Motilal Oswal's research report on Ajanta Pharma
We met with the management of Ajanta Pharma (AJP) recently to understand its business outlook in further details. AJP has enhanced its efforts to improve profitability over the next 2-3 years. Superior execution in the branded generics segment across domestic formulation (DF), Asia and Africa would result in industry outperformance.

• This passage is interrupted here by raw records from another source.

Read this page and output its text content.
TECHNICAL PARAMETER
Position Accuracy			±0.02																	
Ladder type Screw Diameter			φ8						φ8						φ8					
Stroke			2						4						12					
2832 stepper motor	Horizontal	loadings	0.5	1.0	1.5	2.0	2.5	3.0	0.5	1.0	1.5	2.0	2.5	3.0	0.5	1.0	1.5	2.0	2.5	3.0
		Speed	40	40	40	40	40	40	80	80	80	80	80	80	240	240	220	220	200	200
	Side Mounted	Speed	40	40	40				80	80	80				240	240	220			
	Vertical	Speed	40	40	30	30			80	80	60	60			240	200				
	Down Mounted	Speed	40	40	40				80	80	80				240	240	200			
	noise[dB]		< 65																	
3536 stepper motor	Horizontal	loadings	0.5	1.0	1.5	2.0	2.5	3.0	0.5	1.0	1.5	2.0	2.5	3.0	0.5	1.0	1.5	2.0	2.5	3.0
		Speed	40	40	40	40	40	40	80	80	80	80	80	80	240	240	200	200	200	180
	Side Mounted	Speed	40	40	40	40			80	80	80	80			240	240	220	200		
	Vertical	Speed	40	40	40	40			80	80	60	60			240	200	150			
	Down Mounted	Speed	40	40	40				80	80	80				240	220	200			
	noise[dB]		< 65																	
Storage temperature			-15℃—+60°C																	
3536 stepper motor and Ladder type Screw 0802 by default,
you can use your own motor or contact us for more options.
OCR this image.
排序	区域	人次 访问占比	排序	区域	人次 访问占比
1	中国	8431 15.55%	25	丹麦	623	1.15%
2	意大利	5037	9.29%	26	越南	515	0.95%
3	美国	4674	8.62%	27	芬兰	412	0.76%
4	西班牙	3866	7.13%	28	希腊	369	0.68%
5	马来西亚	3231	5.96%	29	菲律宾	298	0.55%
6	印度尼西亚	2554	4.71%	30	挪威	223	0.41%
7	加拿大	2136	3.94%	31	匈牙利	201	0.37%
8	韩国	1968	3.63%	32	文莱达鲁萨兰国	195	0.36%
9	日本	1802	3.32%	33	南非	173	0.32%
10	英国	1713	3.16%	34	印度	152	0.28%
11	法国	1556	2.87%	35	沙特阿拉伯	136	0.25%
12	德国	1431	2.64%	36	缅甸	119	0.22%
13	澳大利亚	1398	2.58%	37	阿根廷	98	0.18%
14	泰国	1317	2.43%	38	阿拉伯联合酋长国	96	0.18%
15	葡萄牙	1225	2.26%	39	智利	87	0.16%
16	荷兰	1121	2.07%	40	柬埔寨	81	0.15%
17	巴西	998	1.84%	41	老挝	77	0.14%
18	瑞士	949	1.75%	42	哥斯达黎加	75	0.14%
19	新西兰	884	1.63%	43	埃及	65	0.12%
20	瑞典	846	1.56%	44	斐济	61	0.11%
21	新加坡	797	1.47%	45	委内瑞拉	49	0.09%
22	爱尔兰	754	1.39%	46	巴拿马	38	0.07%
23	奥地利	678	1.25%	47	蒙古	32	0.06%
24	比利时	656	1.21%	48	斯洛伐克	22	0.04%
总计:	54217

This will be further supported by relief on the cost front, which would pave the way for at least 200bp margin expansion over FY23-25E. However, the US generics growth prospects might moderate due to slowdown in the pace of approvals over the near term. We expect 15% earnings CAGR over FY23-25 v/s 4% YoY earnings decline in FY23. We continue to value AJP at 22x 12M forward earnings to arrive at our TP of INR1,410. AJP had multiple headwinds such as higher raw material costs and operating deleverage over the past 12-15M, leading to historically lower margins in 9MFY23. However, with efforts in place to overcome these hurdles, there is scope of better margins from FY24 onwards. Maintain BUY. Inferior execution in branded generics market of India/Asia/Africa, untoward regulatory outcome at Dahej, Paithan site and adverse currency headwinds are the key risk to our rating/estimates.
Outlook
Further, AJP is trading at 20x FY24E EPS of INR60 and 17x FY25E EPS of INR69. We continue to value AJP at 22x 12M forward earnings to arrive at our TP of INR1,410. Maintain BUY.